C’est ironique parce que le gouvernement a ouvert l’an passé le don du sang aux homosexuels, sous condition d’abstinence sexuelle. Et le VIH se transmet surtout par le sang.
Mais pour les autres organes, dont la moelle osseuse, on ne peut toujours pas donner, m’a-t-on expliqué. On m’a dit qu’ils avaient bon espoir que ça se débloque en 2017. Mais je n’y crois pas, surtout si la droite est au pouvoir. Ca sera remis aux calendes grecques !
Ne pas pouvoir donner est humiliant
Je suis dépité. Quand on refuse votre don, c’est très humiliant. Ca vous disqualifie en tant que personne. Ca veut dire que je ne suis pas « assez bien » pour donner.
Il y a quelque chose de révoltant dans cette législation, qui date des années 1980. A l’époque, les homosexuels mourraient en masse du virus. Et il n’y avait pas les moyens de dépistage qui existent aujourd’hui, quasi instantanés.
Moi ça fait 15 ans que je suis avec la même personne. Je suis, du coup, plus fidèle que beaucoup des hétéros. Les hétéros qui multiplient les partenaires ou couchent avec des prostituées par exemple, sont donc bien plus « à risque » que moi.
Et puis c’est absurde : on a bien le droit de donner ses organes. D’ailleurs, c’est bien difficile de déclarer ses pratiques sexuelles quand on est mort.
Cette loi a du sang sur les mains
Même dans la nouvelle législation sur le don du sang, pour donner, il faut avoir passé un an sans relation sexuelle avec un autre homme. C’est simplement énorme.
Je ne sais pas si la personne malade à qui j’aurais pu donner ma moelle osseuse est au courant que quelqu’un aurait eu une chance de la sauver, si cette loi stupide n’existait pas.
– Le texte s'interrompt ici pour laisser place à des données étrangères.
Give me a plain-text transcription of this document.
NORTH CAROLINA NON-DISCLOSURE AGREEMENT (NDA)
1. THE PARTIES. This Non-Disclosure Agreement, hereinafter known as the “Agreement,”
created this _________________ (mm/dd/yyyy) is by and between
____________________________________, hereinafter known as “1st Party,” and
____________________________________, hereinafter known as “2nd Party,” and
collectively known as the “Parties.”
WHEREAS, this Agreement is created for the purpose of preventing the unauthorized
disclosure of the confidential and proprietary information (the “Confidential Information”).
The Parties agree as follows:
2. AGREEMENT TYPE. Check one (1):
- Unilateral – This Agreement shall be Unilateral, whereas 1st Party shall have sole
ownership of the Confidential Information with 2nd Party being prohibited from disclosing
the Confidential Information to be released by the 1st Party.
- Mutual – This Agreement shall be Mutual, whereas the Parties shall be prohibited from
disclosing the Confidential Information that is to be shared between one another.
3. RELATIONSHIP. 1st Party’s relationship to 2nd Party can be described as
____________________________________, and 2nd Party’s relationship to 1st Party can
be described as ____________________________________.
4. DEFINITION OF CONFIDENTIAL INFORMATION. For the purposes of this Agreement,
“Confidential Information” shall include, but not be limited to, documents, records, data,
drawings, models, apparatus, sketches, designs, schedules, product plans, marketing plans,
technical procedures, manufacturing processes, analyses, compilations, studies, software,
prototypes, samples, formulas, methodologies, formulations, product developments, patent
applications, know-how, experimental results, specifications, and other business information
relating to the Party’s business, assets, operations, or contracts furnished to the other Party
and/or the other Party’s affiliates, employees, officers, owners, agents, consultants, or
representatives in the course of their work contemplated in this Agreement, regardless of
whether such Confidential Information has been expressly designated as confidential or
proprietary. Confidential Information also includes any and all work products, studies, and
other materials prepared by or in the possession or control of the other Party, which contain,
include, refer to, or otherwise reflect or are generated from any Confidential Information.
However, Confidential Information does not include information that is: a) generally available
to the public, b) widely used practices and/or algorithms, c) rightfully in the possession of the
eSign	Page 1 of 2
Mais à mon avis, cette législation a été et est encore responsable de pas mal de morts.
La moelle fabrique en effet les cellules du sang et est donc plus susceptible de transmettre le VIH que les autres organes.
En 2009 déjà, un donneur homosexuel, Frédéric Pecharman, n’avait pas pu donner sa moelle malgré sa comptabilité. Il s’était mis en grève de la faim pendant 30 jours en espérant que la législation évolue. En vain.